Peut-être torturait-on ici des gens avec du poisson pourri ?
«Suivez-moi», entre deux découpes de charcuterie, Romain se dirige vers une table de l’Esquina, son épicerie espagnole où Pascal et Christine, la soixantaine, y terminent leurs verres de vin blanc. «Il y avait une guillotine avant, c’est là qu’on coupait les têtes», explique-t-elle calmement. «Pas du tout», l’interrompt Pascal, «escapader, ça voulait dire qu’on pendait les gens par les pieds, qu’on les hissait avant de sectionner la corde pour qu’ils retombent par terre !»

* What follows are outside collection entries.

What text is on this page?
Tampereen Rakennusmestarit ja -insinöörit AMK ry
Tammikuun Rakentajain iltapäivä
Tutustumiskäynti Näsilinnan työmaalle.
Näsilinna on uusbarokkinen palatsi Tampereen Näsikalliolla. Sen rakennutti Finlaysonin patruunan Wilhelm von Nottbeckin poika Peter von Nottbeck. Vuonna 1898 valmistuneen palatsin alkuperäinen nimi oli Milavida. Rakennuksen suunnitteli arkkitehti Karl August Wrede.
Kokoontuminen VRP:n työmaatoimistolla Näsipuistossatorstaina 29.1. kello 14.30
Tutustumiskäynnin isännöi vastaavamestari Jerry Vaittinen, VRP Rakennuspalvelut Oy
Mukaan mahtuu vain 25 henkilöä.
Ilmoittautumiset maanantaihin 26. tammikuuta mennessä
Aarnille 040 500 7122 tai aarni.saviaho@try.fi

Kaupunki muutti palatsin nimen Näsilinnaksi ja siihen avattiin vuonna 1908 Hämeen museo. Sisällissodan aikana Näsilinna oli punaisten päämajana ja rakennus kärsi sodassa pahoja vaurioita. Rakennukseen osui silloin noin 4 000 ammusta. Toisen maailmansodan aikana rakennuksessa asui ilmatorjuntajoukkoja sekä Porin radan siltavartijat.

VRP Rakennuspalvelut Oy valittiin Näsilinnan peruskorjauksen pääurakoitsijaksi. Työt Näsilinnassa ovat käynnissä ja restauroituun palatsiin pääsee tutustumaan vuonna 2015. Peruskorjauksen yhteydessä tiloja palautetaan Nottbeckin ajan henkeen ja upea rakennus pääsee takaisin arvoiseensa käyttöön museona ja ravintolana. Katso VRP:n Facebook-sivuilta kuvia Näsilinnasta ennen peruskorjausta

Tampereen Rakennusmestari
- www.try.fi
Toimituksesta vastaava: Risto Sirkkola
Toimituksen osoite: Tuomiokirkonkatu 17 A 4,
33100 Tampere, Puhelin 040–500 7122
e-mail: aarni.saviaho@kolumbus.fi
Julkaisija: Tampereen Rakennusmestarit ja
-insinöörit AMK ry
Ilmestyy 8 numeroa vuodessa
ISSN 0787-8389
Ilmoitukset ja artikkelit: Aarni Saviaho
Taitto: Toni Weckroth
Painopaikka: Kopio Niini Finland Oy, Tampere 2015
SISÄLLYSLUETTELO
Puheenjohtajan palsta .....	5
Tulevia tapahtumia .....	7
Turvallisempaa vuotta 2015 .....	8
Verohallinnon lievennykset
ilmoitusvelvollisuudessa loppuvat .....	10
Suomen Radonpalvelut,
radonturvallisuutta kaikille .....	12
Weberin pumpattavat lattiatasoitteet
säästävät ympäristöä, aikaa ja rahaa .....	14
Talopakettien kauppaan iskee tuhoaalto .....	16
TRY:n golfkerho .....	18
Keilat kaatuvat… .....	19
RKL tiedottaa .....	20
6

Des informations confirmées par le Dictionnaire des rues de Toulouse de Pierre Salies. Selon l’ouvrage, il s’agirait d’un «supplice qui consiste à monter et à laisser tomber avec un tourniquet, deux ou trois fois plus ou moins, un soldat bien lié qui a fait des fautes, mais ne mérite pas la mort.» L’estrapade désigne ainsi la haute potence utilisée pour pratiquer cette torture du Moyen-âge. La place porte donc le nom des sévices qui s’y déroulaient. Si le lieu reste animé, les Toulousains préfèrent aujourd’hui y entendre les verres tinter que les os craquer.